В поведении Мити не было ничего необычного. Он с детства жил своей жизнью, в которую никого не пускал, держался особняком, избегал мальчишек из поселка. Единственный человек на Жуковой Горе, с которым Митя поддерживал отношения, был Каторжанин, старик Долотов. Никто не знал, как они познакомились и что между ними общего, но их часто видели вдвоем. Впереди брел огромный широкоплечий старик в просторном полотняном костюме, в тюбетейке на бритой голове, с заложенными за спину руками, не глядя по сторонам, волоча за собой тяжелую тень, а за ним — тощий Митя, тоже в тюбетейке, тоже с заложенными за спину руками. Иногда они сидели на скамейке у реки, под чудо-кленами, листья которых начинали желтеть и краснеть уже в середине лета. Но если Нинон спрашивала сына, о чем с ним разговаривал Каторжанин, Митя только пожимал плечами. После смерти Долотова Митя «сорвался с резьбы», как выразился Сирота. Несколько раз он попадал в милицию за драки, по подозрению в грабежах и кражах, а дело об изнасиловании малолетней дурочки из Нижних Домов чуть не обернулось для него тюрьмой. Он ненавидел всех в доме, особенно брата Илью, который в драках всегда одерживал верх над Митей. Впрочем, Митя отказывался считать его братом. Молча выслушав очередную нотацию Нинон, он запирался в своей комнате, единственным украшением которой был подарок Каторжанина — портрет Чернышевского, висевший на стене. После службы в армии Митя устроился автомехаником, стал неплохо зарабатывать, но вскоре поссорился с хозяином сервиса и уволился. Все понимали, что кончит Митя плохо, и радовались разве только тому, что он вдруг помирился с Ильей. В последнее время он работал в какой-то фирме, занимавшейся импортом одежды и обуви. Иногда он надолго пропадал, и никто не знал, где он был и что делал.

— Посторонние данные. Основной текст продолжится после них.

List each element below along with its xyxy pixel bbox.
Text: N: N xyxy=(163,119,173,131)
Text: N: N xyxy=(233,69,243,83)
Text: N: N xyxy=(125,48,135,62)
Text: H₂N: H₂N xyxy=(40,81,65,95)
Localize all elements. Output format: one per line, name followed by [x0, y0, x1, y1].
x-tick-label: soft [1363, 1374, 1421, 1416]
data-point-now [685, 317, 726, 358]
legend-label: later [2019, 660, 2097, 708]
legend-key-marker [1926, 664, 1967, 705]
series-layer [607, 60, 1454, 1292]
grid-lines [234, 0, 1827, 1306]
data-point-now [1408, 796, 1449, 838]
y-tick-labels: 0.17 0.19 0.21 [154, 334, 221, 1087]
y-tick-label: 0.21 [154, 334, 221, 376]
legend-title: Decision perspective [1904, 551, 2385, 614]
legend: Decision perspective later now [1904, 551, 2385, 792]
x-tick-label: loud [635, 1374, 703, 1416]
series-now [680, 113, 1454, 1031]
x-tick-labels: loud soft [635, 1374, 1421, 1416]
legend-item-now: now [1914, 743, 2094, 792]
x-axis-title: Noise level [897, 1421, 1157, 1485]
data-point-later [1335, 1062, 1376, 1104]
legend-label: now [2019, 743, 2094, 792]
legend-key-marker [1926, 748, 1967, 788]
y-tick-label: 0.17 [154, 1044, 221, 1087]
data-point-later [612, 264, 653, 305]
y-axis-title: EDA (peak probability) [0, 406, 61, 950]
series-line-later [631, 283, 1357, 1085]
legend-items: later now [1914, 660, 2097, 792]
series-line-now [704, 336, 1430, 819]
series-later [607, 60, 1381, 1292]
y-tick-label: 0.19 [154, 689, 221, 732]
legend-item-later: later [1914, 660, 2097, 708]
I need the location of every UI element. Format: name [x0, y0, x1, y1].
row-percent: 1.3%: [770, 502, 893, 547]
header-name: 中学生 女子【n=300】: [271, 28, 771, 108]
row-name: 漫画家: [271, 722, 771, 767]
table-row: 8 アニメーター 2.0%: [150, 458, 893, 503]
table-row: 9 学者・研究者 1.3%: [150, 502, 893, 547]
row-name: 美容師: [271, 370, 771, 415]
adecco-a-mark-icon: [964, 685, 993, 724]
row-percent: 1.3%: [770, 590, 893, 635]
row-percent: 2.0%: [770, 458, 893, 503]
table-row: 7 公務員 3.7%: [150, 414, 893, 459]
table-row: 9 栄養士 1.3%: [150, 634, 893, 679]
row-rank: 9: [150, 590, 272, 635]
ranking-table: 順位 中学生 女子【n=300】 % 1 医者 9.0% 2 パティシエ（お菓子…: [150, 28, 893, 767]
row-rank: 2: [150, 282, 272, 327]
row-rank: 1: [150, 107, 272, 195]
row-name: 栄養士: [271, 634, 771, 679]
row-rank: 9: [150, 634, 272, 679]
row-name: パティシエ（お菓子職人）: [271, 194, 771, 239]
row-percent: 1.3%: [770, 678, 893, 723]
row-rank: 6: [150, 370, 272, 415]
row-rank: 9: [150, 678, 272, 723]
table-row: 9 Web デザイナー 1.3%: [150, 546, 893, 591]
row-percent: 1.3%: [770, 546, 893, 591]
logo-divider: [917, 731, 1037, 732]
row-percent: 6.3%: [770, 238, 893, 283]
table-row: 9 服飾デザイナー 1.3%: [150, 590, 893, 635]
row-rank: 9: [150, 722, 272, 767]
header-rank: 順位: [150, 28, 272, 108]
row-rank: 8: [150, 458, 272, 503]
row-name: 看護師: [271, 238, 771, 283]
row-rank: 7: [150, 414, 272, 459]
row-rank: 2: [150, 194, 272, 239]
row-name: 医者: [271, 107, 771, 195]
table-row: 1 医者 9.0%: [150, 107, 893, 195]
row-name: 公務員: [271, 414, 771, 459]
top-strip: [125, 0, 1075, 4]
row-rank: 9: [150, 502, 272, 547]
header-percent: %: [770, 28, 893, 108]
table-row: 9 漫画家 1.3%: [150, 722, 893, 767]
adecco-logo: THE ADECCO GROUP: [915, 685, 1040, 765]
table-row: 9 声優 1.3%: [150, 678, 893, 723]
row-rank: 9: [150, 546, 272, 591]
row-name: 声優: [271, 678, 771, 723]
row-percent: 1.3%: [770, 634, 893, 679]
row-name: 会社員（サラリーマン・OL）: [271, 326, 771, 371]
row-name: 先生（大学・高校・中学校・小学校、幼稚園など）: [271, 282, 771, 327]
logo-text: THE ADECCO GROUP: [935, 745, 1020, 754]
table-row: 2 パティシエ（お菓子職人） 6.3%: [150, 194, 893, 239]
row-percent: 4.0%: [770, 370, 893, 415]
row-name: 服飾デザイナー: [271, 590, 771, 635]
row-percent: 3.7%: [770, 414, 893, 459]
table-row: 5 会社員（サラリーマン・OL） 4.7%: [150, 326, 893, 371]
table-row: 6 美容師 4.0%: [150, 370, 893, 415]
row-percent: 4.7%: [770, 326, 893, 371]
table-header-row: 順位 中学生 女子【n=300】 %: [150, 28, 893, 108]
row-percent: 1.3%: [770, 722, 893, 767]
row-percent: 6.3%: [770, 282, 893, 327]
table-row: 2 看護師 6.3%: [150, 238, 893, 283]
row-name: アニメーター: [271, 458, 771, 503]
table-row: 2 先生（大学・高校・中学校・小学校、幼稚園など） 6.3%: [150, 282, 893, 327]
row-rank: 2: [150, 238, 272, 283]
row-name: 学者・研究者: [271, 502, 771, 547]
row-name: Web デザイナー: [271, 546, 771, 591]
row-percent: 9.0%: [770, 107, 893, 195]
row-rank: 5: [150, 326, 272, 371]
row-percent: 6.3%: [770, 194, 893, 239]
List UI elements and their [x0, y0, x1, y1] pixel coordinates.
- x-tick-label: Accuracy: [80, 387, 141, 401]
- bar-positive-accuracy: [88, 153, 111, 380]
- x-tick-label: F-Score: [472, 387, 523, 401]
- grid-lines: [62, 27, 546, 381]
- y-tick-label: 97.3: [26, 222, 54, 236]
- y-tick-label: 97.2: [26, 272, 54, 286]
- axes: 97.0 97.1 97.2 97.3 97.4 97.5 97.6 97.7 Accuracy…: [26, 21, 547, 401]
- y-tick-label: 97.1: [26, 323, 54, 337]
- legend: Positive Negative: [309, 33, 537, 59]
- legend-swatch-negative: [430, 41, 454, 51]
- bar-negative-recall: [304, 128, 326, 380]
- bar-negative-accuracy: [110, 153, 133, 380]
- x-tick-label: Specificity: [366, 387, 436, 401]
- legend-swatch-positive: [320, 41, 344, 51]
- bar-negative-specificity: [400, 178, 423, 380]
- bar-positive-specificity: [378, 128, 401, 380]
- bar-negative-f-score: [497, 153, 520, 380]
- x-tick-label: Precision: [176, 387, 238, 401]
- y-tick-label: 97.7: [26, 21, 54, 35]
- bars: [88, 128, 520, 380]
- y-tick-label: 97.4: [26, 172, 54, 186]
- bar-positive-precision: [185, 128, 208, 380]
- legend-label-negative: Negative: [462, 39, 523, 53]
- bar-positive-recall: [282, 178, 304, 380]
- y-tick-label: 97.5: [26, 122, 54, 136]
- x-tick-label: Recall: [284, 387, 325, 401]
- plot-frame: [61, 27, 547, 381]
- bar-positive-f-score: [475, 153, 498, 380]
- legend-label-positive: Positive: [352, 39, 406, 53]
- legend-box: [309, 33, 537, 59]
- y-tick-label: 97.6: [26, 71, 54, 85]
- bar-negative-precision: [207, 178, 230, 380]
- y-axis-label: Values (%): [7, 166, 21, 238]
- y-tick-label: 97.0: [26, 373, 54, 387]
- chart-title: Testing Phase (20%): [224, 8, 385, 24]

Не было ничего удивительного в том, что он поздно вернулся и сразу заперся у себя. А вот поздняя прогулка Лизы — случай экстраординарный. Она вообще не любила выходить за ворота: ее злили сострадательные взгляды прохожих. И для того чтобы выманить Лизу вечером на прогулку — в тридцатиградусный мороз, в легких туфельках на высоком каблуке, нужна была какая-то очень веская причина.
Мы предполагали, что убийство произошло вскоре после ужина. Митя отсутствовал дома весь день, и если это так, то к убийству Ольги он не причастен. Оставалось узнать, где в это время была Лиза и кто это мог бы подтвердить. И мотивы… Митя мог убить человека «по врожденной склонности», хотя одного этого, конечно, мало. А вот Лизу, какой бы гадюкой она ни казалась, я никак не мог представить в роли убийцы. Когда треснула со страшным звоном эта чертова сосна, Лиза с таким жалобным криком бросилась на грудь Борису…
— А вы знаете, доктор, что Сирота воевал в штрафбате? — спросила вдруг Тати. — Он никогда об этом не рассказывал, но я узнавала: убил жену за измену, попал в тюрьму, а оттуда — в штрафбат…
Тут мне следовало бы удивиться: все знали, что Сирота не способен и мухи обидеть, а он, оказывается, убийца, но вместо этого я рассмеялся — уж очень удачно реплика Тати соответствовала законам жанра, согласно которым «тень подозрения» должна быть брошена на всех персонажей детективной истории.
Тати с улыбкой откинулась на спинку кресла и сказала:
— Пора, наверное, звать Бориса.
Его никогда не называли уменьшительно-ласкательными именами, у него никогда не было прозвищ — все звали его только Борисом. В детстве он, как и Николаша, носил волосы до плеч и был похож на лорда Байрона, но в четырнадцать лет коротко постригся и с тех пор никогда не стремился выделиться среди сверстников внешностью. Тати говорила, что в Борисе есть божественная тяжесть, отличающая христианина от язычника, тяжесть, которой так не хватало Николаше — его Тати сравнивала с Эросом, богом отважным и бездомным.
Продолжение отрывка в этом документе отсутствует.